Il faisait chaud dans ce bar-tabac. Des gueulards de comptoir se plaignaient férocement des quartiers au moment où entrait un quadragénaire à la vêture décontractée du meilleur faiseur, qui tendit la main pour demander le silence et déclara en souriant avec compassion :
– Comprenez, mes amis, que s’ils vous embêtent un peu, c’est un juste retour des choses après ces cent trente années où nous les avons exploités.
Mon cousin Barnabé, dans un coin, intervint :
– Cher et vénérable monsieur, vous oubliez qu’avant ces cent trente années leurs corsaires arraisonnaient nos bateaux, qu’ils pratiquaient sur nos côtes des razzias ou, si vous voulez, des enlèvements. Les jolies filles allaient orner les harems, le reste devenait esclave.
– Razzia, voilà un mot à ne pas employer. D’ailleurs, c’est parfaitement anecdotique. Une tous les cinquante ans et encore ! Comprenez que tout ce qui s’est passé avant 1789 et les Droits de l’Homme a été déformé, amplifié, inventé. Les sources sont rares et peu fiables. En fin de compte, c’est parfaitement négligeable.
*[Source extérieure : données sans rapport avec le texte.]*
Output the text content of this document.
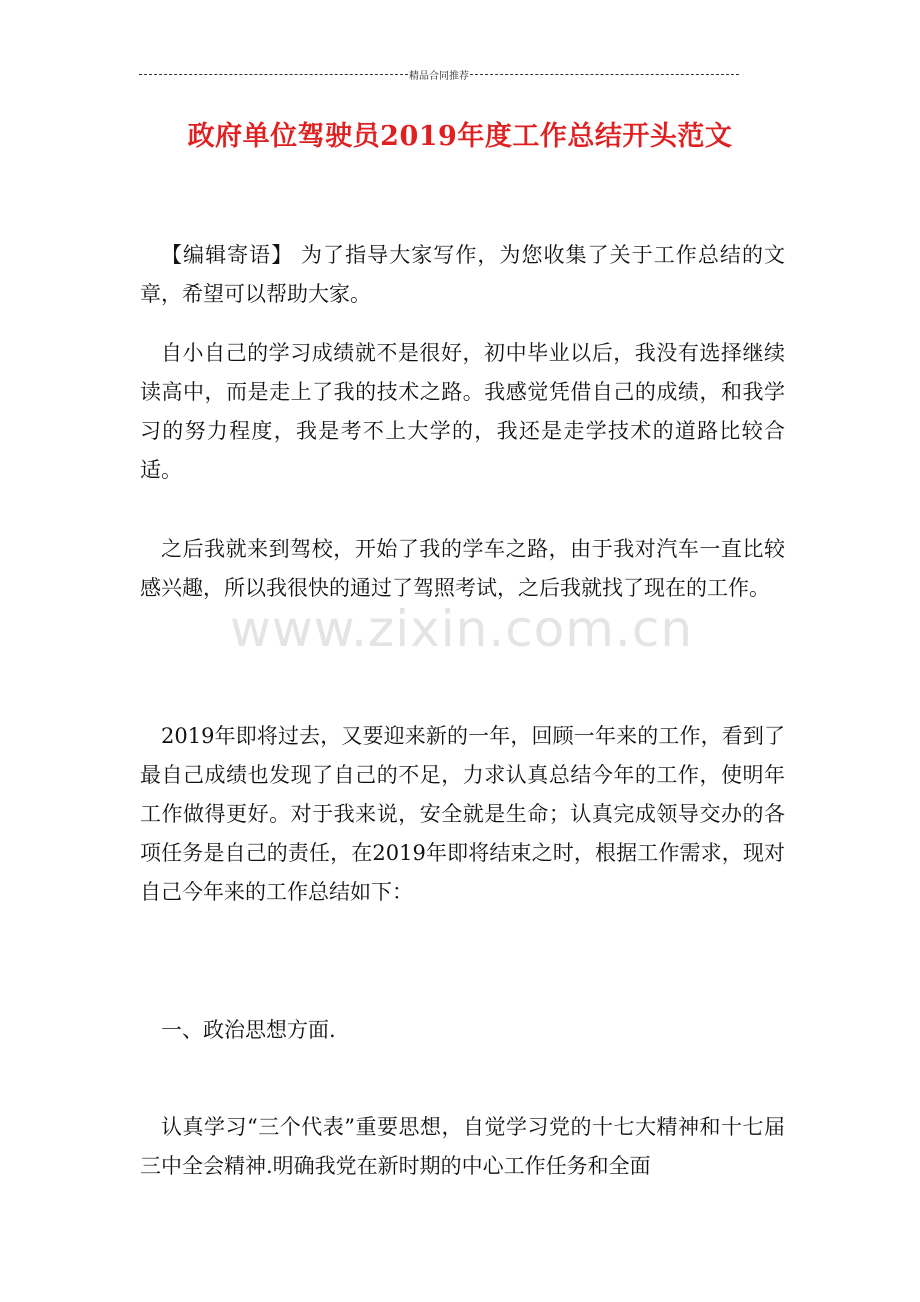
精品合同推荐
政府单位驾驶员2019年度工作总结开头范文
www.zixin.com.cn

【编辑寄语】 为了指导大家写作，为您收集了关于工作总结的文章，希望可以帮助大家。

自小自己的学习成绩就不是很好，初中毕业以后，我没有选择继续读高中，而是走上了我的技术之路。我感觉凭借自己的成绩，和我学习的努力程度，我是考不上大学的，我还是走学技术的道路比较合适。

之后我就来到驾校，开始了我的学车之路，由于我对汽车一直比较感兴趣，所以我很快的通过了驾照考试，之后我就找了现在的工作。

2019年即将过去，又要迎来新的一年，回顾一年来的工作，看到了最自己成绩也发现了自己的不足，力求认真总结今年的工作，使明年工作做得更好。对于我来说，安全就是生命；认真完成领导交办的各项任务是自己的责任，在2019年即将结束之时，根据工作需求，现对自己今年来的工作总结如下：

一、政治思想方面.

认真学习“三个代表”重要思想，自觉学习党的十七大精神和十七届三中全会精神.明确我党在新时期的中心工作任务和全面
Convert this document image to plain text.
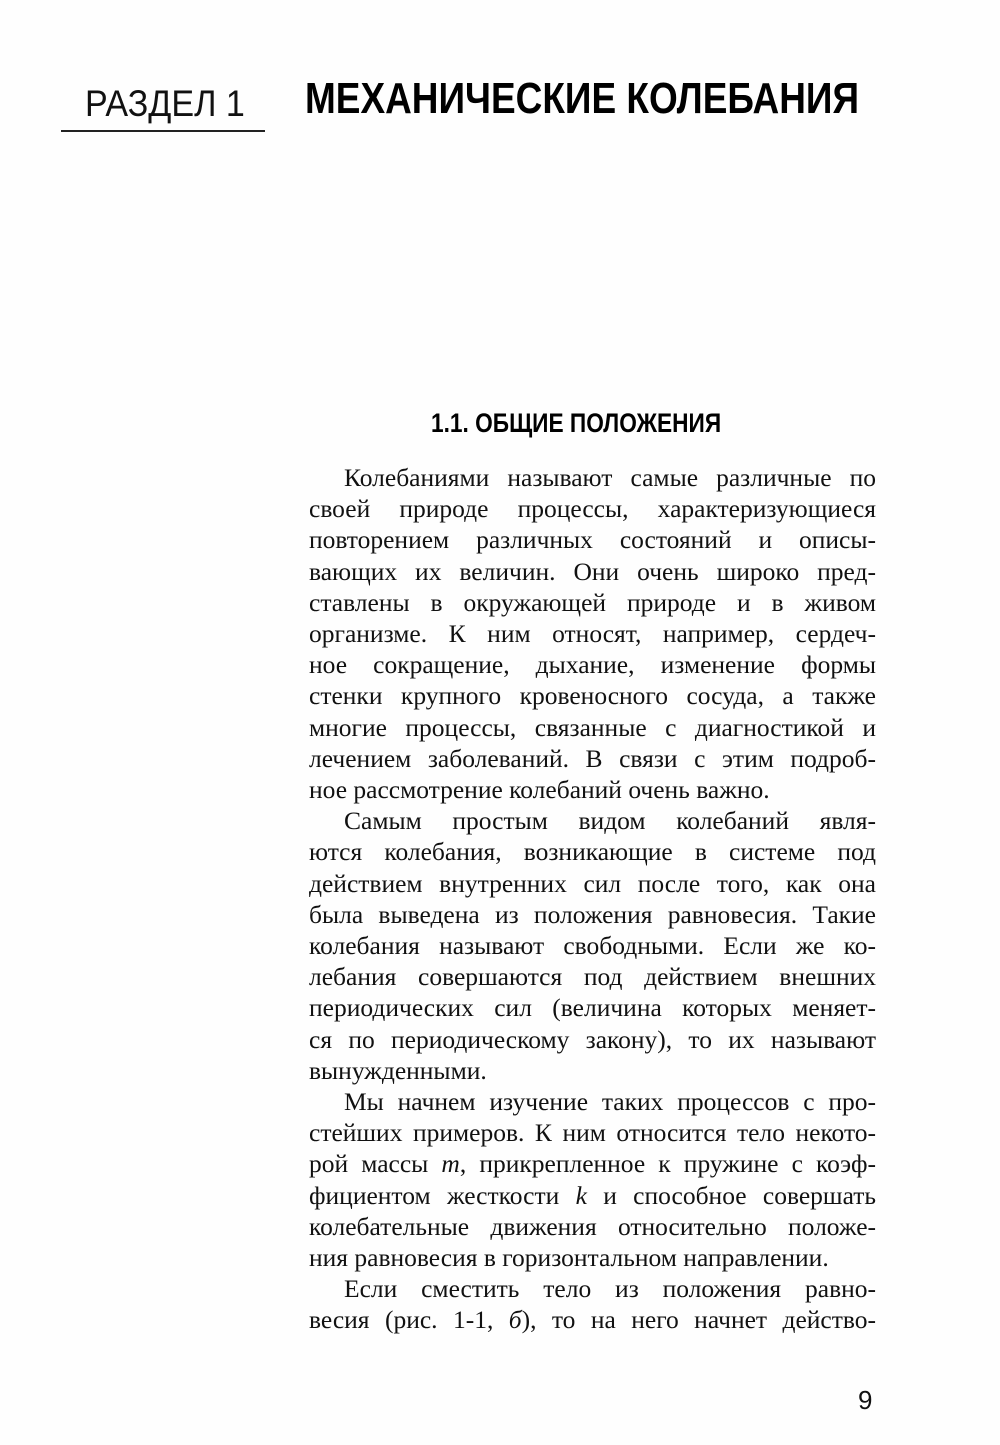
РАЗДЕЛ 1 МЕХАНИЧЕСКИЕ КОЛЕБАНИЯ
1.1. ОБЩИЕ ПОЛОЖЕНИЯ

Колебаниями называют самые различные по
своей природе процессы, характеризующиеся
повторением различных состояний и описы-
вающих их величин. Они очень широко пред-
ставлены в окружающей природе и в живом
организме. К ним относят, например, сердеч-
ное сокращение, дыхание, изменение формы
стенки крупного кровеносного сосуда, а также
многие процессы, связанные с диагностикой и
лечением заболеваний. В связи с этим подроб-
ное рассмотрение колебаний очень важно.

Самым простым видом колебаний явля-
ются колебания, возникающие в системе под
действием внутренних сил после того, как она
была выведена из положения равновесия. Такие
колебания называют свободными. Если же ко-
лебания совершаются под действием внешних
периодических сил (величина которых меняет-
ся по периодическому закону), то их называют
вынужденными.

Мы начнем изучение таких процессов с про-
стейших примеров. К ним относится тело некото-
рой массы m, прикрепленное к пружине с коэф-
фициентом жесткости k и способное совершать
колебательные движения относительно положе-
ния равновесия в горизонтальном направлении.

Если сместить тело из положения равно-
весия (рис. 1-1, б), то на него начнет действо-

9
– Cervantès, reprit Barnabé, a été esclave à Alger cinq ans.
– Vous voyez, il en est revenu. Quant aux harems et à l’esclavage, il faut comprendre, il faut être ouvert. Ce ne sont pas nos mœurs, ce sont les leurs. Il faudra que vous vous y fassiez. C’est le cours de l’Histoire.
Sur ce, il pivota avec élégance et s’en alla d’un air satisfait et le plus majestueux du monde. Barnabé lui siffla dans le dos un air de L’Italienne à Alger de Rossini. Mais le bel homme ne comprit pas car il n’allait à l’Opéra que pour effectuer son devoir culturel.